Though an HMI can ultimately help in monitoring alarm systems, issues can manifest if parameters are not set. “A systems integrator building an HMI is often simply given a functional specification, and no key operational data for knowing which alarms are important and which are not,” adds Krajewski. “So, the integrator just turns on all the alarms and gives them equal status, leaving the development of a priority hierarchy for later.” In too many cases, the hierarchy is left for the operators to discover.
The missing component here is an alarm-management philosophy for establishing alarms and reacting to them appropriately. Although half of the respondents reported having such a philosophy, their responses suggest that this best practice may not be well entrenched. Only 34% say that employees follow it all of the time. While 52% say that the document is followed most of the time, 14% admit to following it only some of the time.
This laxity over creating and following an alarm philosophy may be, in part, a vestige of simpler days when there were fewer alarms to track. “When many systems were installed initially, the primary alarm response was a single alarm or warning indicator,” recounts Ramey Miller, HMI product manager at Siemens. “In turn, there was no need for a philosophy.” The complexity of today’s systems has changed things, however. “An alarm-management philosophy is now a necessity,” Miller adds.
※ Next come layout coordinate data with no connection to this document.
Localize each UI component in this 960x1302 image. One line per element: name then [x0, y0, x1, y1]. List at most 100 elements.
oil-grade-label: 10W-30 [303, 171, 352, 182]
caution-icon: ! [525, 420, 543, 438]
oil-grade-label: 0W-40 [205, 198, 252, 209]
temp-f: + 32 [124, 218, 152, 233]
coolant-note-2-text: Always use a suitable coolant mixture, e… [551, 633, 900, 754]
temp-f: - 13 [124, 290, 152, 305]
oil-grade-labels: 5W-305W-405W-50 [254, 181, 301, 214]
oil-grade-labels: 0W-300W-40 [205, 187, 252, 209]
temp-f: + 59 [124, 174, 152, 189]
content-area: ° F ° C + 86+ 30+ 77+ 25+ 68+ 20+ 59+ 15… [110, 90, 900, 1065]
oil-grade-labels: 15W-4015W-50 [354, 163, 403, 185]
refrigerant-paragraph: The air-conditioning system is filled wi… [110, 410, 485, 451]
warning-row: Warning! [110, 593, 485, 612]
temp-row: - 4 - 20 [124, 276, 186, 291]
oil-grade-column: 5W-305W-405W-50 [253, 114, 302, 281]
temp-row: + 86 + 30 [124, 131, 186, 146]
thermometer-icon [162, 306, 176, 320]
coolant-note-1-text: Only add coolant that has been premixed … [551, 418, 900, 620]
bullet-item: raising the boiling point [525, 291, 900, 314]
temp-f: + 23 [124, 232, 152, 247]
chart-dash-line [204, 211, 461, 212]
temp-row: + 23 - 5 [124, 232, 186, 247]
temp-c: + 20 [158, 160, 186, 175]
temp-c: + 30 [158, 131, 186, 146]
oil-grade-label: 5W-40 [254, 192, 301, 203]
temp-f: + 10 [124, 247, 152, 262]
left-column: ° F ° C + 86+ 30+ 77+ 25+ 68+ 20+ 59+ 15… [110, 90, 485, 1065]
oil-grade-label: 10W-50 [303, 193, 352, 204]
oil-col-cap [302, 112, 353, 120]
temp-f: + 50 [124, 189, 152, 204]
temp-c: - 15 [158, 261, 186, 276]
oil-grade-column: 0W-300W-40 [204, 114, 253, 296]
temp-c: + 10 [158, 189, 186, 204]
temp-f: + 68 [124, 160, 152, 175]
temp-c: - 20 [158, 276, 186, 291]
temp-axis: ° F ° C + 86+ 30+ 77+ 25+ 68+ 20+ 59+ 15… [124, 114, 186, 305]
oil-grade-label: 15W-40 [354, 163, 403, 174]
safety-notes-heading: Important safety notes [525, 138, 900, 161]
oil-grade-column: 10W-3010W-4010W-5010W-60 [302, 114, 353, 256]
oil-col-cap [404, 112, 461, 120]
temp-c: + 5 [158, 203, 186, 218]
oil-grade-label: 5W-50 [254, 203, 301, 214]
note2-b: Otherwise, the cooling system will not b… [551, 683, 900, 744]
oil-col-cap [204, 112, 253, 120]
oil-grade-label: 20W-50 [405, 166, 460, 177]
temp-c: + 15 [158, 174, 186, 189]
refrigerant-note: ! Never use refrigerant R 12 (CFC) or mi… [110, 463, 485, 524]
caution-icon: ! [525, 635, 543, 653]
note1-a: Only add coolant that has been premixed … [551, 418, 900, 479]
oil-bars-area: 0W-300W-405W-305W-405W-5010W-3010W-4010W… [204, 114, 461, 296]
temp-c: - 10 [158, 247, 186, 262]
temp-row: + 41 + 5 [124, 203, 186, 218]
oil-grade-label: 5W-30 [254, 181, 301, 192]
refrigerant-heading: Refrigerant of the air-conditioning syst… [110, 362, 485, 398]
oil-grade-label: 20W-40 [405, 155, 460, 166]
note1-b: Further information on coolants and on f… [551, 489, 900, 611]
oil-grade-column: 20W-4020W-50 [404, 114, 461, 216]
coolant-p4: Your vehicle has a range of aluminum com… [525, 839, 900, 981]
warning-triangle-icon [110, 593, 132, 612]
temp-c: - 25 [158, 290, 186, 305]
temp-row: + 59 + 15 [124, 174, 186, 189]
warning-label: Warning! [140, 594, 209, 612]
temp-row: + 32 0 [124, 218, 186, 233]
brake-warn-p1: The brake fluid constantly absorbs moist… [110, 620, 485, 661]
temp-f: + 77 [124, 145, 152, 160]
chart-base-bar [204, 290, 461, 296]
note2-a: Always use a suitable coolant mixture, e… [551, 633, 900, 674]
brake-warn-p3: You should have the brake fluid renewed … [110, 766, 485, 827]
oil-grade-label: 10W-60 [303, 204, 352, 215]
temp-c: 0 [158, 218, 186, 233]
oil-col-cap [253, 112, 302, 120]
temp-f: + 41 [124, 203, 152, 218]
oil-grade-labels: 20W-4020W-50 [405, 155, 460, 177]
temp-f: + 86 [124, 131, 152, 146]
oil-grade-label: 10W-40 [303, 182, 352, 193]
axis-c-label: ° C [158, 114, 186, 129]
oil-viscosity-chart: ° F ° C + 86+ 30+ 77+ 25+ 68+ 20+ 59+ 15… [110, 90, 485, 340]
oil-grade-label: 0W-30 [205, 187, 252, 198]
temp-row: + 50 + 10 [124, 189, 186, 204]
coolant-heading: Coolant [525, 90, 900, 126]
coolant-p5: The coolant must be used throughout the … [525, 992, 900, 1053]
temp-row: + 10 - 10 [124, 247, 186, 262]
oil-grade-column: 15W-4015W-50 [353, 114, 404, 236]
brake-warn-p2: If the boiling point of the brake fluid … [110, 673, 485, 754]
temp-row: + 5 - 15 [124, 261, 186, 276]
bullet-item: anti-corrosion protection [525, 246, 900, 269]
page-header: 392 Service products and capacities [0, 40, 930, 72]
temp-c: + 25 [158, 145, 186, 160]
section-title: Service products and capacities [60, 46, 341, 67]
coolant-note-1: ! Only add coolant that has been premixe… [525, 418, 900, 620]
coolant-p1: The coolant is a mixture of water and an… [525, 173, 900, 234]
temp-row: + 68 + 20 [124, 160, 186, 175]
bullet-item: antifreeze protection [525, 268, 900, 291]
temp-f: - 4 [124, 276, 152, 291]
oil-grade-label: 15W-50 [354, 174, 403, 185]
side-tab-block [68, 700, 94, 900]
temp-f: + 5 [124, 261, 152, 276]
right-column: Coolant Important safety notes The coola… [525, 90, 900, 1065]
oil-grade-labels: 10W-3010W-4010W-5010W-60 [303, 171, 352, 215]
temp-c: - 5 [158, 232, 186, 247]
Priorities for an orderly plan
Indeed, developing an alarm strategy should be the first step in any alarm-management program. It should come before the use of software to group alarms, prioritize them, and identify the bad actors. Starting with software can certainly deliver some quick wins, but it can take you only so far without a clear strategy, according to Vardy. “Use the software to deliver your plan, rather than letting the software drive the way that you think about alarm management,” he says, adding that the third step can be either alarm rationalization or boundary management. “Some would argue that rationalization should be next, but I think that the third step should really depend on the state of your alarm system,” says Vardy. “If you have a lot of alarms that are in a bit of a mess, then you’ve got to clean them up before you do the rationalization. Limit the alarms, and then do the rationalization on what’s left. There’s no point in rationalizing all those alarms.”
Half of the survey respondents admit that their companies have not implemented safeguards against control-system adjustments, which could cause a process to drift from its rationalized state. “Often, the time needed to do the rationalization work isn’t prioritized,” explains Rockwell’s Anthony. He recommends taking the necessary time because, once you discover that a process has drifted from a set point, the work to ensure that your product still meets quality-control specifications can be enormous.
Rationalization is linked to yet another best practice, namely operator involvement. After all, the operators are the ones who work with the system every day. “One objective for alarm rationalization is to reflect operator knowledge into the alarm database, knowledge such as possible root cause and corrective action,” says Tanaka.
Automation vendors also advocate for giving operators a role in developing the company’s alarm philosophy and specifying the software. “Today’s systems can have hundreds of physical sensors and many more logically programmed alarms,” says Miller. “The task of categorizing and prioritizing them is typically easier when development engineers, management, and operators all work together to creating the alarm philosophy.” Right now, about 55% of all respondents say that operators help with alarm management and system specification.
To keep alarm-management programs on track and to help users stay current on best practices, Vardy suggests lifecycle management as the fifth and final step. “It’s just a matter of making sure people don’t stray from the program.